Updated March 22, 2011, 3:25 P.M. with material sourced from the FDA.
Terumo Cardiovascular Systems must pay the FDA $35 million and won’t be able to sell some of its products until it completes an FDA-approved plan to fix manufacturing problems at a plant in Ann Arbor, Mich.
The Terumo Corp. (TYO:4543) subsidiary said it agreed on the terms of a consent decree with the federal watchdog agency, including a $35 million fine payable to the FDA. The company must also correct deficiencies in the plant’s quality system; until then, the manufacture of numerous Terumo Cardiovascular products are prohibited or restricted.
No recall is involved, but the company still can’t sell its CDI 101 hematocrit/oxygenation saturation monitoring system or TenderFlow pediatric arterial cannula, according to Terumo.
The Ann Arbor-based company said it hopes to complete the improvement plan within two years, although the agreement is still subject to the approval of the U.S. District Court for Eastern Michigan.
FDA investigators observed violations of the agency’s current Good Manufacturing Practice and Medical Device Reporting requirements at the company’s manufacturing facility during an inspection from January through March 2010. The problems included “deficiencies in processes for corrective and preventive action, nonconforming product, complaints, purchasing, process validation, design controls and adverse event reporting,” the FDA said.

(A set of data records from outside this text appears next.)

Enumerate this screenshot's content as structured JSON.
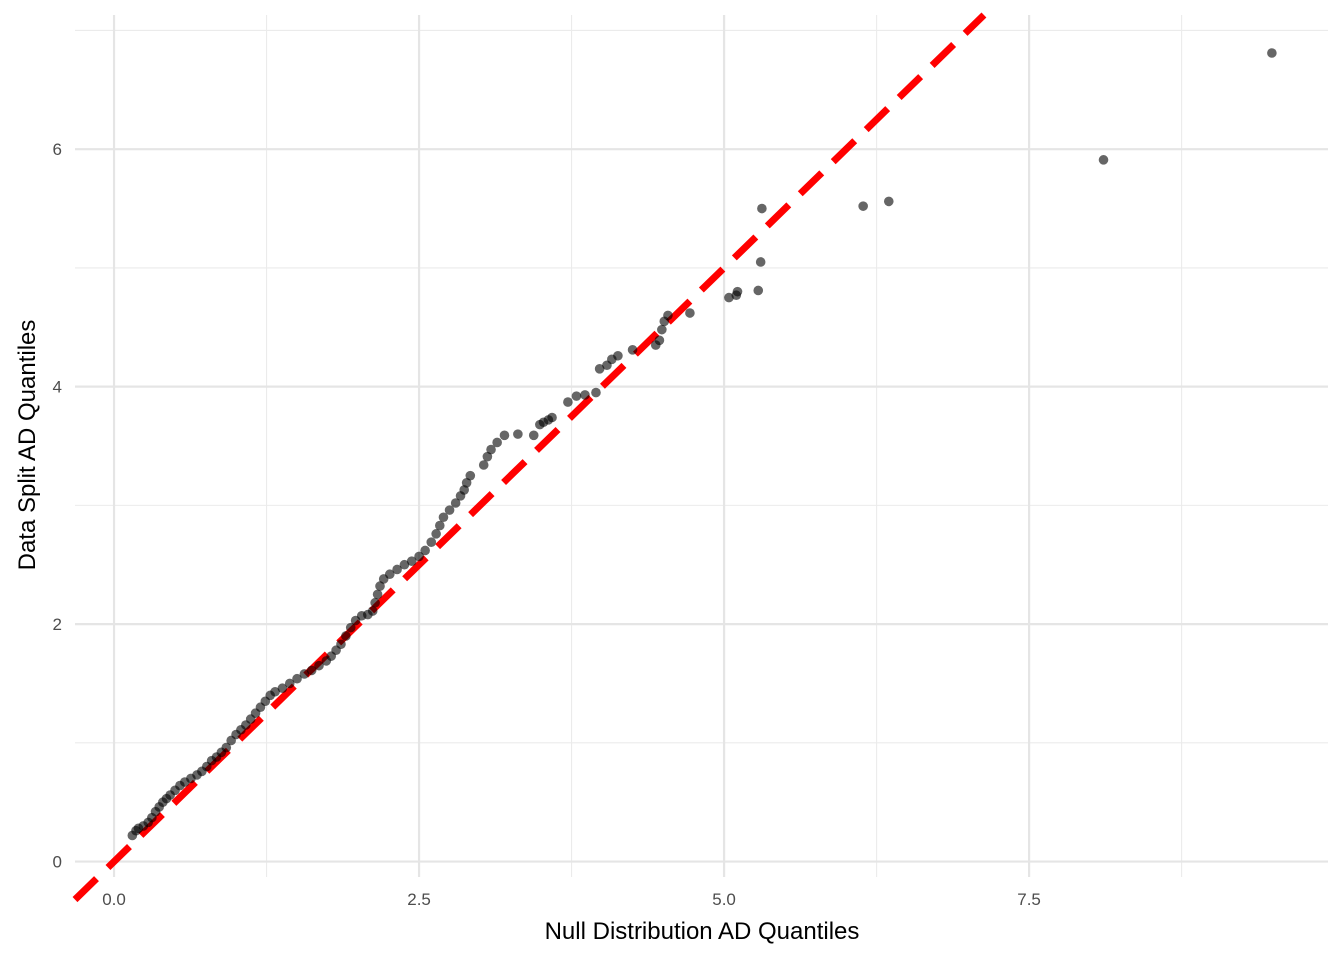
{
  "chart_data": {
    "type": "scatter",
    "title": "",
    "xlabel": "Null Distribution AD Quantiles",
    "ylabel": "Data Split AD Quantiles",
    "xlim": [
      -0.32,
      9.95
    ],
    "ylim": [
      -0.13,
      7.13
    ],
    "x_ticks": [
      0.0,
      2.5,
      5.0,
      7.5
    ],
    "x_tick_labels": [
      "0.0",
      "2.5",
      "5.0",
      "7.5"
    ],
    "y_ticks": [
      0,
      2,
      4,
      6
    ],
    "y_tick_labels": [
      "0",
      "2",
      "4",
      "6"
    ],
    "x_minor": [
      1.25,
      3.75,
      6.25,
      8.75
    ],
    "y_minor": [
      1,
      3,
      5,
      7
    ],
    "grid": true,
    "reference_line": {
      "intercept": 0,
      "slope": 1,
      "style": "dashed",
      "color": "#ff0000"
    },
    "point_color": "#000000",
    "point_alpha": 0.6,
    "points": [
      [
        0.15,
        0.22
      ],
      [
        0.18,
        0.26
      ],
      [
        0.2,
        0.28
      ],
      [
        0.24,
        0.3
      ],
      [
        0.28,
        0.33
      ],
      [
        0.31,
        0.37
      ],
      [
        0.34,
        0.42
      ],
      [
        0.37,
        0.46
      ],
      [
        0.4,
        0.5
      ],
      [
        0.43,
        0.53
      ],
      [
        0.46,
        0.56
      ],
      [
        0.5,
        0.6
      ],
      [
        0.54,
        0.64
      ],
      [
        0.58,
        0.67
      ],
      [
        0.63,
        0.7
      ],
      [
        0.68,
        0.73
      ],
      [
        0.72,
        0.76
      ],
      [
        0.76,
        0.8
      ],
      [
        0.8,
        0.85
      ],
      [
        0.84,
        0.88
      ],
      [
        0.88,
        0.92
      ],
      [
        0.92,
        0.96
      ],
      [
        0.96,
        1.02
      ],
      [
        1.0,
        1.07
      ],
      [
        1.04,
        1.11
      ],
      [
        1.08,
        1.15
      ],
      [
        1.12,
        1.2
      ],
      [
        1.16,
        1.25
      ],
      [
        1.2,
        1.3
      ],
      [
        1.24,
        1.35
      ],
      [
        1.28,
        1.4
      ],
      [
        1.32,
        1.43
      ],
      [
        1.38,
        1.46
      ],
      [
        1.44,
        1.5
      ],
      [
        1.5,
        1.54
      ],
      [
        1.56,
        1.58
      ],
      [
        1.62,
        1.61
      ],
      [
        1.68,
        1.65
      ],
      [
        1.74,
        1.69
      ],
      [
        1.78,
        1.73
      ],
      [
        1.82,
        1.78
      ],
      [
        1.86,
        1.83
      ],
      [
        1.9,
        1.9
      ],
      [
        1.94,
        1.97
      ],
      [
        1.98,
        2.03
      ],
      [
        2.03,
        2.07
      ],
      [
        2.08,
        2.08
      ],
      [
        2.12,
        2.11
      ],
      [
        2.14,
        2.18
      ],
      [
        2.16,
        2.25
      ],
      [
        2.18,
        2.32
      ],
      [
        2.21,
        2.38
      ],
      [
        2.26,
        2.42
      ],
      [
        2.32,
        2.46
      ],
      [
        2.38,
        2.5
      ],
      [
        2.44,
        2.53
      ],
      [
        2.5,
        2.57
      ],
      [
        2.55,
        2.62
      ],
      [
        2.6,
        2.69
      ],
      [
        2.64,
        2.76
      ],
      [
        2.67,
        2.83
      ],
      [
        2.7,
        2.9
      ],
      [
        2.75,
        2.96
      ],
      [
        2.8,
        3.02
      ],
      [
        2.84,
        3.08
      ],
      [
        2.87,
        3.13
      ],
      [
        2.89,
        3.19
      ],
      [
        2.92,
        3.25
      ],
      [
        3.03,
        3.34
      ],
      [
        3.06,
        3.41
      ],
      [
        3.09,
        3.47
      ],
      [
        3.14,
        3.53
      ],
      [
        3.2,
        3.59
      ],
      [
        3.31,
        3.6
      ],
      [
        3.44,
        3.59
      ],
      [
        3.49,
        3.68
      ],
      [
        3.52,
        3.7
      ],
      [
        3.56,
        3.72
      ],
      [
        3.59,
        3.74
      ],
      [
        3.72,
        3.87
      ],
      [
        3.79,
        3.92
      ],
      [
        3.86,
        3.93
      ],
      [
        3.95,
        3.95
      ],
      [
        3.98,
        4.15
      ],
      [
        4.04,
        4.18
      ],
      [
        4.08,
        4.23
      ],
      [
        4.13,
        4.26
      ],
      [
        4.25,
        4.31
      ],
      [
        4.44,
        4.35
      ],
      [
        4.47,
        4.39
      ],
      [
        4.49,
        4.48
      ],
      [
        4.51,
        4.55
      ],
      [
        4.54,
        4.6
      ],
      [
        4.72,
        4.62
      ],
      [
        5.04,
        4.75
      ],
      [
        5.1,
        4.77
      ],
      [
        5.11,
        4.8
      ],
      [
        5.28,
        4.81
      ],
      [
        5.3,
        5.05
      ],
      [
        5.31,
        5.5
      ],
      [
        6.14,
        5.52
      ],
      [
        6.35,
        5.56
      ],
      [
        8.11,
        5.91
      ],
      [
        9.49,
        6.81
      ]
    ]
  }
}
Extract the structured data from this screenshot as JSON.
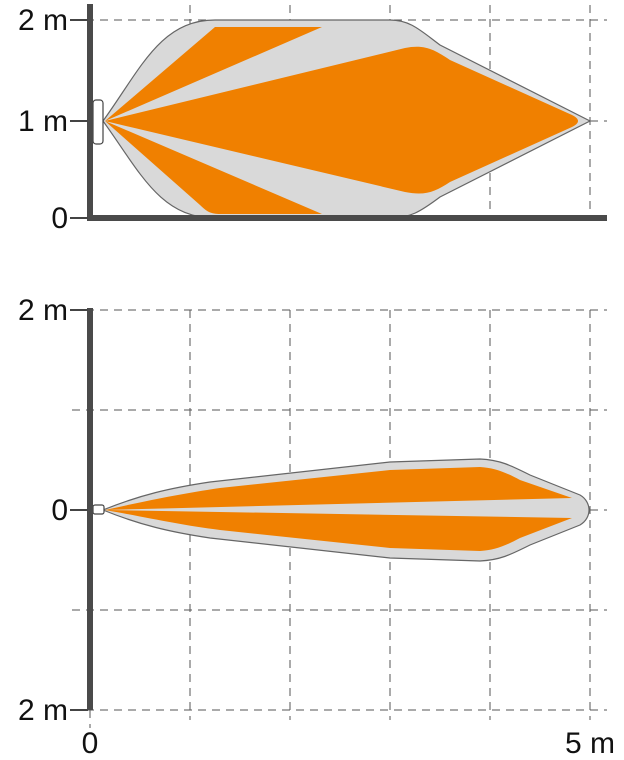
{
  "top_view": {
    "y_labels": [
      "2 m",
      "1 m",
      "0"
    ]
  },
  "side_view": {
    "y_labels": [
      "2 m",
      "0",
      "2 m"
    ],
    "x_labels": [
      "0",
      "5 m"
    ]
  }
}
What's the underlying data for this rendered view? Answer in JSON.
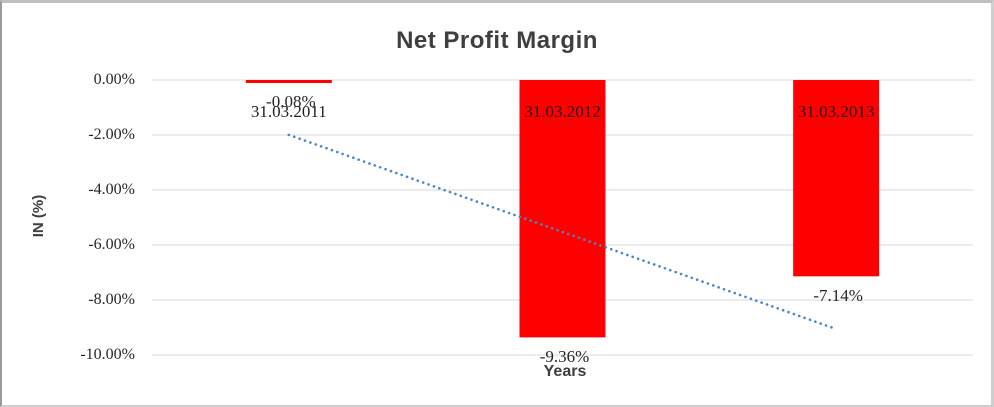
{
  "chart_data": {
    "type": "bar",
    "title": "Net Profit Margin",
    "xlabel": "Years",
    "ylabel": "IN (%)",
    "categories": [
      "31.03.2011",
      "31.03.2012",
      "31.03.2013"
    ],
    "series": [
      {
        "name": "Net Profit Margin",
        "values": [
          -0.08,
          -9.36,
          -7.14
        ]
      }
    ],
    "data_labels": [
      "-0.08%",
      "-9.36%",
      "-7.14%"
    ],
    "y_tick_labels": [
      "0.00%",
      "-2.00%",
      "-4.00%",
      "-6.00%",
      "-8.00%",
      "-10.00%"
    ],
    "ylim": [
      0,
      -10
    ],
    "grid": true,
    "legend": "none",
    "bar_color": "#ff0000",
    "gridline_color": "#d9d9d9",
    "trendline": {
      "type": "linear",
      "style": "dotted",
      "color": "#4a86c8"
    }
  }
}
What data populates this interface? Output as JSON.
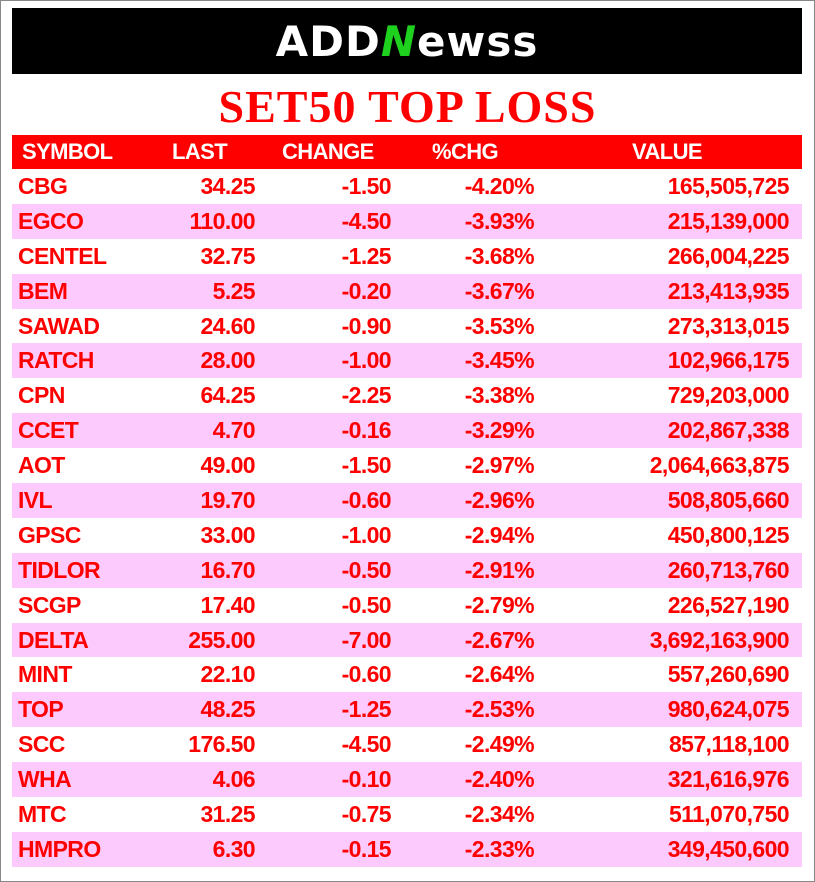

The FDA issued two warning letters to Terumo CVS about cGMP problems, once in 2004 and once in 2006, according to the agency.
"Terumo CVS is committed to fully addressing all of the FDA’s concerns. Over the past year, Terumo CVS had already begun implementing a significant quality system initiative that will create systemic, sustainable improvements in its Quality Systems," Terumo CVS CEO Mark Sutter said in prepared remarks.